His first appointment was to a mission in Nova Scotia. In December, 1861, he was appointed to missionary work in the South. Following the army, he reached New Berne, N. C., January 20, 1864. As a traveling minister he always had encouraging success, especially in North Carolina, in which State his denomination has a larger following than in any other. Two of its most important institutions are located there, namely, the Publication House at Charlotte and Livingstone College at Salisbury. Bishop Hood is one of the founders of the college, and has been President of the Board of Trustees during its entire history.
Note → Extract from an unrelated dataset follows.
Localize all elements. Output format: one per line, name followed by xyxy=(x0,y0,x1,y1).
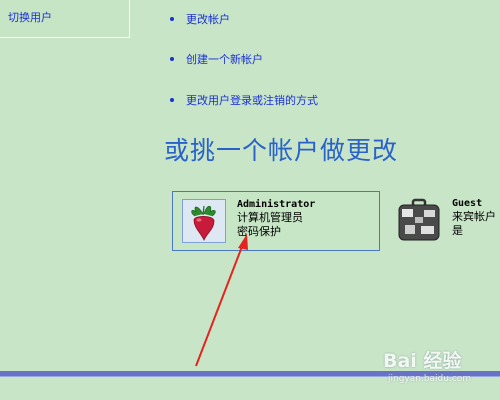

He has been married three times, and has six living children, all of whom have been mainly educated at this institution. The Bishop is an untiring worker, and has traveled as much as 20,000 miles a year. He once preached forty-five sermons in thirty-one days, driving from five to twenty-five miles a day. He is a natural presiding officer and governs his conferences with an ease and quietness that is astonishing.
He is an author. His first work was a book of twenty-five sermons. The second a pamphlet, “Know, Do, and Be Happy.” The third, a history of the A. M. E. Zion Church (625 pages).
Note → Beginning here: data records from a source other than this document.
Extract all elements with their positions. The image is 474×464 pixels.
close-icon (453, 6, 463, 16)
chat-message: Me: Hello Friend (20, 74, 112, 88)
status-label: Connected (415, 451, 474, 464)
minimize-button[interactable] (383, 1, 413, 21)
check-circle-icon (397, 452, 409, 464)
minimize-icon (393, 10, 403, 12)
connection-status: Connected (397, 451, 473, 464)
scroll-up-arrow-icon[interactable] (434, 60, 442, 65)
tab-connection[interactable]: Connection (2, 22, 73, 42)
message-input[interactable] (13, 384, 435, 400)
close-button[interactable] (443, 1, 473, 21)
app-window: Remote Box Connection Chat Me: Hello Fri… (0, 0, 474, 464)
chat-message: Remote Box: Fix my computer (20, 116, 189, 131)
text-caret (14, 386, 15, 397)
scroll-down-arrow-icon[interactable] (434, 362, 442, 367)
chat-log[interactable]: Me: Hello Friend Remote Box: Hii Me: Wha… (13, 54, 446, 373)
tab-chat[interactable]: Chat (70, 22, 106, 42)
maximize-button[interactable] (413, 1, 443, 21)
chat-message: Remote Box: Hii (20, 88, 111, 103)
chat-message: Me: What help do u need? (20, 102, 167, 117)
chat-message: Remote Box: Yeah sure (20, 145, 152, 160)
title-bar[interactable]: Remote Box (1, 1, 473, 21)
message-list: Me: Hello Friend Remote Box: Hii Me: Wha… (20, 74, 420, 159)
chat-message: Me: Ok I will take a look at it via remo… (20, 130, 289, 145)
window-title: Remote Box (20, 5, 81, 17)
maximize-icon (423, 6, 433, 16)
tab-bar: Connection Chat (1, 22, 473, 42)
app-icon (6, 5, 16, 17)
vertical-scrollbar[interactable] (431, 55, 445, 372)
The fourth a pamphlet, “The True Church, the Real Sacrifice, the Genuine Membership.” His fifth, and most important, is, “The Plan of the Apocalypse.” He has in manuscript, a work on the Millennium; also the material for a second book of sermons, and is now writing an Autobiography.
Bishop Haygood of the M. E. Church South, who wrote the introduction to the Book of Sermons, says: “Bishop Hood has traveled the continent to and fro. His ability, his eloquence, his zeal and usefulness, have commanded the respect and confidence of the best people of both races.
As one of the members of the Ecumenical Conference that met in London in 1881, Bishop Hood made a lasting impression.